Productivity and error rates for Ada projects

Bill Wolfe wtwolfe at hubcap.clemson.edu
Sun Mar 4 04:01:35 AEST 1990


   From the November 1988 issue of IEEE Software, page 89 ("Large 
   Ada Projects Show Productivity Gains"): Productivity ranged 
   from 550 to 704 lines per staff-month at the 1.2-million-line 
   level -- a sharp contrast with the average productivity of the 
   1,500 systems in productivity consultant Lawrence Putnam's 
   database: only 77 lines per staff-month.  Reuseable software
   developed on the project was counted only once, and reuseable
   software not developed on the project was not counted at all.

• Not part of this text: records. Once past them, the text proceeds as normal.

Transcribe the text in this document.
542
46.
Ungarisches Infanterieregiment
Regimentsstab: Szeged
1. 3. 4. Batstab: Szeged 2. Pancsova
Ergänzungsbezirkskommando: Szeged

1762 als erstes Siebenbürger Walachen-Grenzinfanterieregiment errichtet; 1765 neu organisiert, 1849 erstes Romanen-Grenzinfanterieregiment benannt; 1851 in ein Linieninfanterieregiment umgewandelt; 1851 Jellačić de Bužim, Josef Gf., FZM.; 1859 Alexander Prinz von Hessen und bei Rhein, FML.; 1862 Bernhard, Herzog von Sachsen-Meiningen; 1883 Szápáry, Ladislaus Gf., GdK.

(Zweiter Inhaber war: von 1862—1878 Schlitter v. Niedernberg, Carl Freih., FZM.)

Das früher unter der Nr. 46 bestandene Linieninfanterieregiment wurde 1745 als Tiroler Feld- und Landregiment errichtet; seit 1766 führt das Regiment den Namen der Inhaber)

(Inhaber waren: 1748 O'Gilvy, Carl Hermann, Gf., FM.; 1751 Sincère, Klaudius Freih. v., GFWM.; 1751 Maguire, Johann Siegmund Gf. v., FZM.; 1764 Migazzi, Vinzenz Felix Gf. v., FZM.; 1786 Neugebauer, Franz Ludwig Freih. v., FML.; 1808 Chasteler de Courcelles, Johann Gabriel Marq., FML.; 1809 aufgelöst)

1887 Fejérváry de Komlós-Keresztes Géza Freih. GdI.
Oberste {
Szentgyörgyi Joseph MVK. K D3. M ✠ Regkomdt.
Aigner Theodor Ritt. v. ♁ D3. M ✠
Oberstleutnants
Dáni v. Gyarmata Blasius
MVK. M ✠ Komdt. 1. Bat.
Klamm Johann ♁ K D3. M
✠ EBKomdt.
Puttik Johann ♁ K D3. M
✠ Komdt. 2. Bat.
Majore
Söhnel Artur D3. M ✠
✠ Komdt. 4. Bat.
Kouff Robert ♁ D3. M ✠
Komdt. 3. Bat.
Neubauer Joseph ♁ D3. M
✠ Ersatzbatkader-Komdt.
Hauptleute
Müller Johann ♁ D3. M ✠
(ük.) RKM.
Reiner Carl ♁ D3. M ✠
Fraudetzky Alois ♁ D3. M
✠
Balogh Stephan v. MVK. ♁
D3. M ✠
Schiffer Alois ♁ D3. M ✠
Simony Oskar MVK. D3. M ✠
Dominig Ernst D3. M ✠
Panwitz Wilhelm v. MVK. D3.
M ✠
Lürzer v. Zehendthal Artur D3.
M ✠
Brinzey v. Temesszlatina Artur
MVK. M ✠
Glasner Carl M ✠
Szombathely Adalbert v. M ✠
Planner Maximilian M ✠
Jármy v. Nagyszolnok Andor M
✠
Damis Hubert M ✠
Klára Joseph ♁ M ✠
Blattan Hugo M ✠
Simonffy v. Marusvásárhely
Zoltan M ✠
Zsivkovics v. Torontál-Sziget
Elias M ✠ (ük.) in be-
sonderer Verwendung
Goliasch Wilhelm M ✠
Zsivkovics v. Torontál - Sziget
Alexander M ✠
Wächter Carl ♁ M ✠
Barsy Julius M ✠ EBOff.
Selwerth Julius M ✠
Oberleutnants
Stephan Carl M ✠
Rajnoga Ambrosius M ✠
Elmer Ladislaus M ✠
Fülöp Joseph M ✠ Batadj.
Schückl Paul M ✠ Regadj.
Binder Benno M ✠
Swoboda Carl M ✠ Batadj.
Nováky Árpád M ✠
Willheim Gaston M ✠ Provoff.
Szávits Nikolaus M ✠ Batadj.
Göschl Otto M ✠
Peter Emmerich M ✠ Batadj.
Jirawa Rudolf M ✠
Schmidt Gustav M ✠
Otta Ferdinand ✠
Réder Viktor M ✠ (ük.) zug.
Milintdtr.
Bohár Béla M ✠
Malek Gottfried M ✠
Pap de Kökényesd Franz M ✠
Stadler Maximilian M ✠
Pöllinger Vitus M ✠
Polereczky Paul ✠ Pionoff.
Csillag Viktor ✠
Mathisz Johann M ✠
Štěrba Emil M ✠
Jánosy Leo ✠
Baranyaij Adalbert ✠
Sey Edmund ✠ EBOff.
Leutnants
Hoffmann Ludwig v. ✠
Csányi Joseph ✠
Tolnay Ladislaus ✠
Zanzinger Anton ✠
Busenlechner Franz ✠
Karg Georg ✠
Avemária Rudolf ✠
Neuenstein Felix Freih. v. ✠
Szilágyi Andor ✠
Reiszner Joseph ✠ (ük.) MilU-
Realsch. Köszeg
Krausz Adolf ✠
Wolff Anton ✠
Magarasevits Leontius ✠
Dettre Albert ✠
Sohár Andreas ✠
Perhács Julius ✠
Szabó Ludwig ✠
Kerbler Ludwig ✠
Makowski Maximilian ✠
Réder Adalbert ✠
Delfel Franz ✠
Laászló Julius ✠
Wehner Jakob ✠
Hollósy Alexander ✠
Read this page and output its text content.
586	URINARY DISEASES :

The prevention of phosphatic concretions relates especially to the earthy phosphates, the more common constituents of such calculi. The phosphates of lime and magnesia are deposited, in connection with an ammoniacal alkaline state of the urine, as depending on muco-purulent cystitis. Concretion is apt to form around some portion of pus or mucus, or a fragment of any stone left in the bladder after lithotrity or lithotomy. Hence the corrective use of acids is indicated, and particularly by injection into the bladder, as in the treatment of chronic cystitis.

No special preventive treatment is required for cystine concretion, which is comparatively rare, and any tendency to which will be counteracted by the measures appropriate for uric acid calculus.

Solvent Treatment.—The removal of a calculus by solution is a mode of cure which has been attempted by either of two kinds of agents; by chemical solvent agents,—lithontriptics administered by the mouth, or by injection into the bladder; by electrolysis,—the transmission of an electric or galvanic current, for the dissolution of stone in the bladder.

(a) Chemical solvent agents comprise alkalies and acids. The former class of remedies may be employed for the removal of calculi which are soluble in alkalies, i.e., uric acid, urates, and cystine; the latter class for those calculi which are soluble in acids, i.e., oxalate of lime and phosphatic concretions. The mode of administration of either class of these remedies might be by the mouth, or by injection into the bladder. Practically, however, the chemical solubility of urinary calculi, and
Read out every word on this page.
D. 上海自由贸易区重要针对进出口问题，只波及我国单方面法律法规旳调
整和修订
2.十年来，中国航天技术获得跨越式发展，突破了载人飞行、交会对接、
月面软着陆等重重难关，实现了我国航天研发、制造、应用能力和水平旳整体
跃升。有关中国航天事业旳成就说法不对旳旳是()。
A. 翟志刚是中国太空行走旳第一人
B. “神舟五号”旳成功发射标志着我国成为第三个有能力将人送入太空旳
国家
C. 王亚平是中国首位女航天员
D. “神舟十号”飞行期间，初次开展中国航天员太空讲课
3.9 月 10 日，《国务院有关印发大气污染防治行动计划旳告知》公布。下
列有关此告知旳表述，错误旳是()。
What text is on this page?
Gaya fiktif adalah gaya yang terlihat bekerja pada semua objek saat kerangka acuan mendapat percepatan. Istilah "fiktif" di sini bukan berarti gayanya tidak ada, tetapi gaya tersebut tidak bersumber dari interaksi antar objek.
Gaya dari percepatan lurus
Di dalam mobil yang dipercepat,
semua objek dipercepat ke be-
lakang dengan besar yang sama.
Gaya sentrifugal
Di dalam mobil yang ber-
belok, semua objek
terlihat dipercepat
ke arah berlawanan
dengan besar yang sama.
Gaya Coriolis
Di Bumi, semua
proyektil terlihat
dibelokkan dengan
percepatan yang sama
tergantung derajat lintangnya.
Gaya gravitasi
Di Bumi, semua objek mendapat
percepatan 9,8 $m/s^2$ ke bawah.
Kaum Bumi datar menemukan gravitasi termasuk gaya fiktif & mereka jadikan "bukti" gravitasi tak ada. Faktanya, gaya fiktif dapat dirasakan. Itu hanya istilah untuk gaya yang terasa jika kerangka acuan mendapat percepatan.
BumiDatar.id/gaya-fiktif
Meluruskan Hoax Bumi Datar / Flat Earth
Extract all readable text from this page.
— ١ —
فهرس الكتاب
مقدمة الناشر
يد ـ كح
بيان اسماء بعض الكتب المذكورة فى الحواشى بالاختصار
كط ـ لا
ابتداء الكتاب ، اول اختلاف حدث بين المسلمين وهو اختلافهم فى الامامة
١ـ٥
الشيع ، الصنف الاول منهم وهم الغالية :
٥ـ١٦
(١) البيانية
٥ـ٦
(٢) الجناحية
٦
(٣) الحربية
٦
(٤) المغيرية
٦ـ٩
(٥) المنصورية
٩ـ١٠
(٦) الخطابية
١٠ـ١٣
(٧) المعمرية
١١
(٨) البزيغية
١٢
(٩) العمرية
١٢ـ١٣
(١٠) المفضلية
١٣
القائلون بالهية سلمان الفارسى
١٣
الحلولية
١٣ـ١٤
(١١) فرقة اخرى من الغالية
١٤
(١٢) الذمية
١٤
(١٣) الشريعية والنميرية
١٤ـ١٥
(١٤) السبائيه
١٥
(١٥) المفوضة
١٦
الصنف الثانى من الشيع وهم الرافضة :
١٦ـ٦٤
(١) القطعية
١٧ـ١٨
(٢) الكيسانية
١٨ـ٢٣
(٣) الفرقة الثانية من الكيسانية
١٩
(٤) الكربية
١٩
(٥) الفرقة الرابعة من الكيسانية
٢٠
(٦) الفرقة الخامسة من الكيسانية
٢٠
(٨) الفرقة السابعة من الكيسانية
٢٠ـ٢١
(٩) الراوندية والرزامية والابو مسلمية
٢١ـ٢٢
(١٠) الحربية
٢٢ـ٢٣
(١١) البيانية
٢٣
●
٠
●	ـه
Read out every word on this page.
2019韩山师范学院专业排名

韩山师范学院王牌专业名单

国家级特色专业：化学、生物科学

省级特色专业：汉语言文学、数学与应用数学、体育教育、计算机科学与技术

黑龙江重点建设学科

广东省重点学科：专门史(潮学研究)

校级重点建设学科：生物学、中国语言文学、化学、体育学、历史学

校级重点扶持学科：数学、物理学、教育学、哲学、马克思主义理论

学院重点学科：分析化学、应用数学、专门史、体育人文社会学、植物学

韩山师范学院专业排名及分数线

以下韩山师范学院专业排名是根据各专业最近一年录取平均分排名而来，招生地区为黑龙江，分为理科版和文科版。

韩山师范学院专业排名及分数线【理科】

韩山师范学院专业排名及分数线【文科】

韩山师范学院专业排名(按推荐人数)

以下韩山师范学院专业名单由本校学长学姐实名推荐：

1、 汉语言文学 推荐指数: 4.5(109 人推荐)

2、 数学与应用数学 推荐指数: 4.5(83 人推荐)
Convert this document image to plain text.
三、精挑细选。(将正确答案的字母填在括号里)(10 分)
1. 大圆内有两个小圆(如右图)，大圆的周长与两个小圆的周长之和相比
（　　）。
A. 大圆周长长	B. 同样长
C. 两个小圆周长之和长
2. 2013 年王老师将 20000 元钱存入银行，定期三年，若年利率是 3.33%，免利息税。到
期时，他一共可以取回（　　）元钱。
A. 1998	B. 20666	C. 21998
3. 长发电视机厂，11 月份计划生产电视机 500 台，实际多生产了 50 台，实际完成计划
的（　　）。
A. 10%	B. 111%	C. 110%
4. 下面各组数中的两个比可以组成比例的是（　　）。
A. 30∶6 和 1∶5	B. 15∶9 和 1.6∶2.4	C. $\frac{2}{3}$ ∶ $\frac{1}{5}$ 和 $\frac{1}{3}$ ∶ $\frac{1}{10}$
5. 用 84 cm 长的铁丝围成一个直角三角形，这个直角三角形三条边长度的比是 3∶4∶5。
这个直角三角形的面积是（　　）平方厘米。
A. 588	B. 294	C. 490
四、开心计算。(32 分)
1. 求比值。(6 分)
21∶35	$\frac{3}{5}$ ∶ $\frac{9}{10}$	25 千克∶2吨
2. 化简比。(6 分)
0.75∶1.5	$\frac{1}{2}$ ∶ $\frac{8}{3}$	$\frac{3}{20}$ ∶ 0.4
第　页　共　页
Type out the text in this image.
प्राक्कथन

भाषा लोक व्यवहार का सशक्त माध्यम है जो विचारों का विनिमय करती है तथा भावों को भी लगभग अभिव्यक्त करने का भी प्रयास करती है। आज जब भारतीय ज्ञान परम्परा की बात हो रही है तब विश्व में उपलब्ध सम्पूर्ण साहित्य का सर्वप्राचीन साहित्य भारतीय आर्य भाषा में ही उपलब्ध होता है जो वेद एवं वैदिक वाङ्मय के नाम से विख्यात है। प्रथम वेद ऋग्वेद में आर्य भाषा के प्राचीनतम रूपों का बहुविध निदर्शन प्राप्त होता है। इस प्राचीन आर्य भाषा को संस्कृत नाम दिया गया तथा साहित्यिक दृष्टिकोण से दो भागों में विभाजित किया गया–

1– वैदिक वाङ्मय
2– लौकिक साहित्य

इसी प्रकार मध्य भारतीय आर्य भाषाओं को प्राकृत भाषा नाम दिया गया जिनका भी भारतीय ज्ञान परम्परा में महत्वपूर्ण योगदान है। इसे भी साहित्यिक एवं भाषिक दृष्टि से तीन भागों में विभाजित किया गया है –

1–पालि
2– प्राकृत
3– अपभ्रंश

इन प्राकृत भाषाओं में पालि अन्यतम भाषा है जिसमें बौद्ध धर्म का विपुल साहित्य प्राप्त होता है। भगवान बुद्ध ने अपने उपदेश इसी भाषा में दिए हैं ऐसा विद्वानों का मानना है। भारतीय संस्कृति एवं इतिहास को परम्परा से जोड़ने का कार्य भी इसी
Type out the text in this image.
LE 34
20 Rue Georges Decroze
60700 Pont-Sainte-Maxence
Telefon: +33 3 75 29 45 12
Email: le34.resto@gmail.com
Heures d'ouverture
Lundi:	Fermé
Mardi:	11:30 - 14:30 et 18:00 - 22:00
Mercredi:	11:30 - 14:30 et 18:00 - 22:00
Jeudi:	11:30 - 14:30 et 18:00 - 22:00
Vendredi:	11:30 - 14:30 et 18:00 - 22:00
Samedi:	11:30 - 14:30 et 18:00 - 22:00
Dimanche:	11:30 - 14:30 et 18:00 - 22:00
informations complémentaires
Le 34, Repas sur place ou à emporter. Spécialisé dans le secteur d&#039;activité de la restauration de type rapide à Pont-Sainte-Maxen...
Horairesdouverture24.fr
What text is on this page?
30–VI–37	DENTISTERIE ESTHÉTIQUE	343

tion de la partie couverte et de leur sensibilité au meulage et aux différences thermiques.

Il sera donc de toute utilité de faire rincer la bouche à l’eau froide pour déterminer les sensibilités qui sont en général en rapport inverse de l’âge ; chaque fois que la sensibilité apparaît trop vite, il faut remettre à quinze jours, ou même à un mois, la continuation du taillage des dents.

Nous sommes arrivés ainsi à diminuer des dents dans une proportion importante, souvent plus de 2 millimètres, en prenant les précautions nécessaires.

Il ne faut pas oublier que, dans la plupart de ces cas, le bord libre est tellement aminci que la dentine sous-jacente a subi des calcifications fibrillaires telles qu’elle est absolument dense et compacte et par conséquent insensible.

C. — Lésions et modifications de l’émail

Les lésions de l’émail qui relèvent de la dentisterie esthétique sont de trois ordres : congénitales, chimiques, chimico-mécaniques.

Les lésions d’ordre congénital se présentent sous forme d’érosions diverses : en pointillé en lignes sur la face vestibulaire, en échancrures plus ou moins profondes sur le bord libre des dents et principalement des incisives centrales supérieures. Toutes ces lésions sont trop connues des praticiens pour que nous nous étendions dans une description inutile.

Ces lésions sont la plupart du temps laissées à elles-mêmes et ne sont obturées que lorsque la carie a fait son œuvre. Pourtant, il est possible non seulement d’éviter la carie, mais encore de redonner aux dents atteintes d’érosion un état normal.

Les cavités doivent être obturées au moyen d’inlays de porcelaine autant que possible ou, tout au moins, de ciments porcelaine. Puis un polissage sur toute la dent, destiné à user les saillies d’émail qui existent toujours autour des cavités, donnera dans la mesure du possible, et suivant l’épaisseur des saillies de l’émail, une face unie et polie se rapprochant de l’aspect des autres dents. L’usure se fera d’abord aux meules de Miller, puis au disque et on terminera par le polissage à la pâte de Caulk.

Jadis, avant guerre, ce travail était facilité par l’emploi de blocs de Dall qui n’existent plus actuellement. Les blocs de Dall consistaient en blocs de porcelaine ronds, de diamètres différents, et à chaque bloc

   Excerpts from a recent NASA internal study were recently
   published in the September/October 1989 SIGAda Ada Letters 
   (page 58): by the third Ada project, 42% of code was reused, 
   productivity was 33.9 noncomment lines per staff-day (that's 
   746 lines per staff-month), and there were only 1.0 defects per 
   thousand lines of code.  The study recommended that NASA should
   adopt Ada as its standard programming language. 

   Does anyone know of any empirical results regarding the level of
   productivity and defect rate associated with C-language projects?

   It would be interesting to compare them to the results cited above.